The fact is that local and state goverments have promised a lot more than they can deliver financially, in part because people love public services but hate to pay the taxes for them. In the short term, then, budget cuts are probably inevitable. And, in this political universe, the likely alternative to reducing public employee compensation is cutting essential services for people who are just as worthy and quite likely more needy.

In the long term, though, it seems like we should be looking for ways make sure that all workers have a decent living and a stable retirement, rather than taking away the security that some, albeit too few, have already.
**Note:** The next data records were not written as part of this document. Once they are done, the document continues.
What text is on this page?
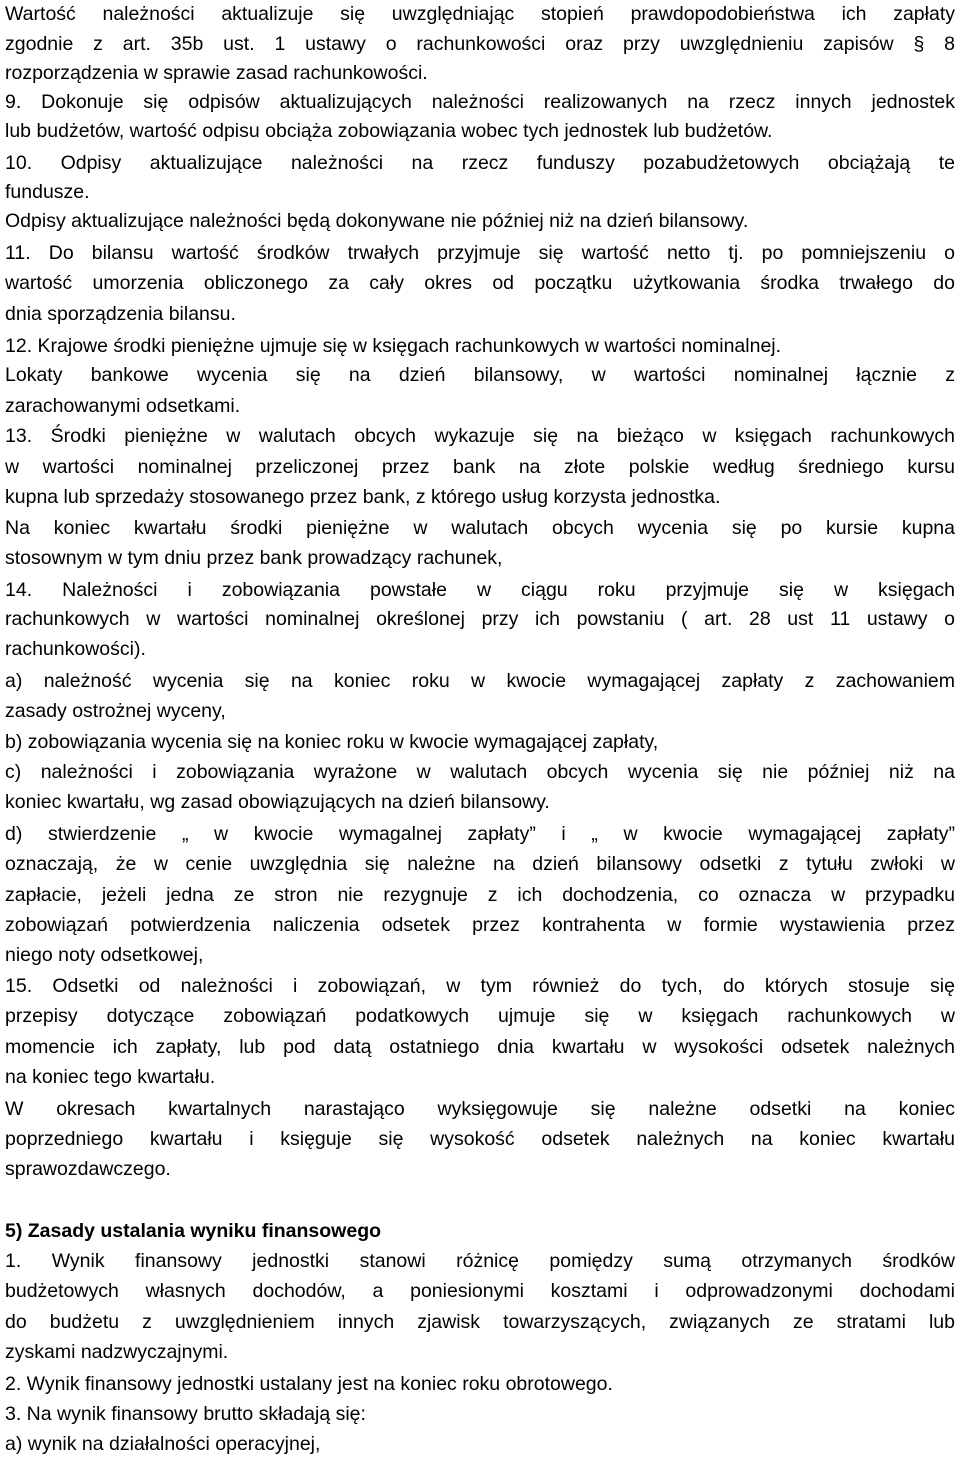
Wartość należności aktualizuje się uwzględniając stopień prawdopodobieństwa ich zapłaty
zgodnie z art. 35b ust. 1 ustawy o rachunkowości oraz przy uwzględnieniu zapisów § 8
rozporządzenia w sprawie zasad rachunkowości.
9. Dokonuje się odpisów aktualizujących należności realizowanych na rzecz innych jednostek
lub budżetów, wartość odpisu obciąża zobowiązania wobec tych jednostek lub budżetów.
10. Odpisy aktualizujące należności na rzecz funduszy pozabudżetowych obciążają te
fundusze.
Odpisy aktualizujące należności będą dokonywane nie później niż na dzień bilansowy.
11. Do bilansu wartość środków trwałych przyjmuje się wartość netto tj. po pomniejszeniu o
wartość umorzenia obliczonego za cały okres od początku użytkowania środka trwałego do
dnia sporządzenia bilansu.
12. Krajowe środki pieniężne ujmuje się w księgach rachunkowych w wartości nominalnej.
Lokaty bankowe wycenia się na dzień bilansowy, w wartości nominalnej łącznie z
zarachowanymi odsetkami.
13. Środki pieniężne w walutach obcych wykazuje się na bieżąco w księgach rachunkowych
w wartości nominalnej przeliczonej przez bank na złote polskie według średniego kursu
kupna lub sprzedaży stosowanego przez bank, z którego usług korzysta jednostka.
Na koniec kwartału środki pieniężne w walutach obcych wycenia się po kursie kupna
stosownym w tym dniu przez bank prowadzący rachunek,
14. Należności i zobowiązania powstałe w ciągu roku przyjmuje się w księgach
rachunkowych w wartości nominalnej określonej przy ich powstaniu ( art. 28 ust 11 ustawy o
rachunkowości).
a) należność wycenia się na koniec roku w kwocie wymagającej zapłaty z zachowaniem
zasady ostrożnej wyceny,
b) zobowiązania wycenia się na koniec roku w kwocie wymagającej zapłaty,
c) należności i zobowiązania wyrażone w walutach obcych wycenia się nie później niż na
koniec kwartału, wg zasad obowiązujących na dzień bilansowy.
d) stwierdzenie „ w kwocie wymagalnej zapłaty” i „ w kwocie wymagającej zapłaty”
oznaczają, że w cenie uwzględnia się należne na dzień bilansowy odsetki z tytułu zwłoki w
zapłacie, jeżeli jedna ze stron nie rezygnuje z ich dochodzenia, co oznacza w przypadku
zobowiązań potwierdzenia naliczenia odsetek przez kontrahenta w formie wystawienia przez
niego noty odsetkowej,
15. Odsetki od należności i zobowiązań, w tym również do tych, do których stosuje się
przepisy dotyczące zobowiązań podatkowych ujmuje się w księgach rachunkowych w
momencie ich zapłaty, lub pod datą ostatniego dnia kwartału w wysokości odsetek należnych
na koniec tego kwartału.
W okresach kwartalnych narastająco wyksięgowuje się należne odsetki na koniec
poprzedniego kwartału i księguje się wysokość odsetek należnych na koniec kwartału
sprawozdawczego.
5) Zasady ustalania wyniku finansowego
1. Wynik finansowy jednostki stanowi różnicę pomiędzy sumą otrzymanych środków
budżetowych własnych dochodów, a poniesionymi kosztami i odprowadzonymi dochodami
do budżetu z uwzględnieniem innych zjawisk towarzyszących, związanych ze stratami lub
zyskami nadzwyczajnymi.
2. Wynik finansowy jednostki ustalany jest na koniec roku obrotowego.
3. Na wynik finansowy brutto składają się:
a) wynik na działalności operacyjnej,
But that's a conversation about shared vulnerability and shared prosperity--a conversation we don't seem to be having right now.

It was nice that a combination of rising life expectancy and broader pension coverage allowed a large segment of American workers to take what amounted to a multi-decade vacation.  (Though this was never quite as widespread as people now "remember").  But this was never going to be sustainable.  Retirement experts typically say that retirees should shoot for 75-90% of their working income in retirement (the theory being that some expenses fall, but other expenses rise, and you don't need to save for retirement when you're already retired).

That's fine when the ratio of workers to retirees is 1:12, as it was within the Social Security system in the early years.  But by the time you get to 5:1, it starts to pinch--assuming everyone has the same income, each worker has to toss at least 15% of their own income into the pot to support the retirees.  Once you get to 2:1--which is where we're rapidly headed--33% of your income is going to support someone in retirement.  Woe betide you if you also have kids.

It's important to note that this is true no matter how retirement is funded.  Whether you collect a dividend check, get a corporate pension, or live off your social security, your retirement is funded by real claims on the output of people in the workforce.  Private pensions have a couple of advantages:  the investments that fund them actually help make the economy more productive, unlike transfer payments; and they aren't necessarily indexed to inflation, so over time, as incomes grow, it becomes easier to support the older retirees.  But they don't eliminate the problem; they merely mitigate it.

Mathematically, society simply cannot have a high and growing dependency ratio--at least, not if the retirees expect to be supported in the style to which they have become accustomed.  (I take it that this is what is meant by "a decent living and a stable retirement").  We can warehouse people in spartan old folks homes (or treat them like kids and move them into the spare bedroom), in which case they can enjoy a lengthy retirement.  Or they can retire for less time, and live more lavishly.  But there is no conceivable system that is going to allow the vast majority of the population to spend a full third of their adult life in retirement, at anything like the same standard of living they had when they were working.  Jon Cohn's wish to spread the bounty of pubic sector pensions more broadly seems like, well, wishful thinking.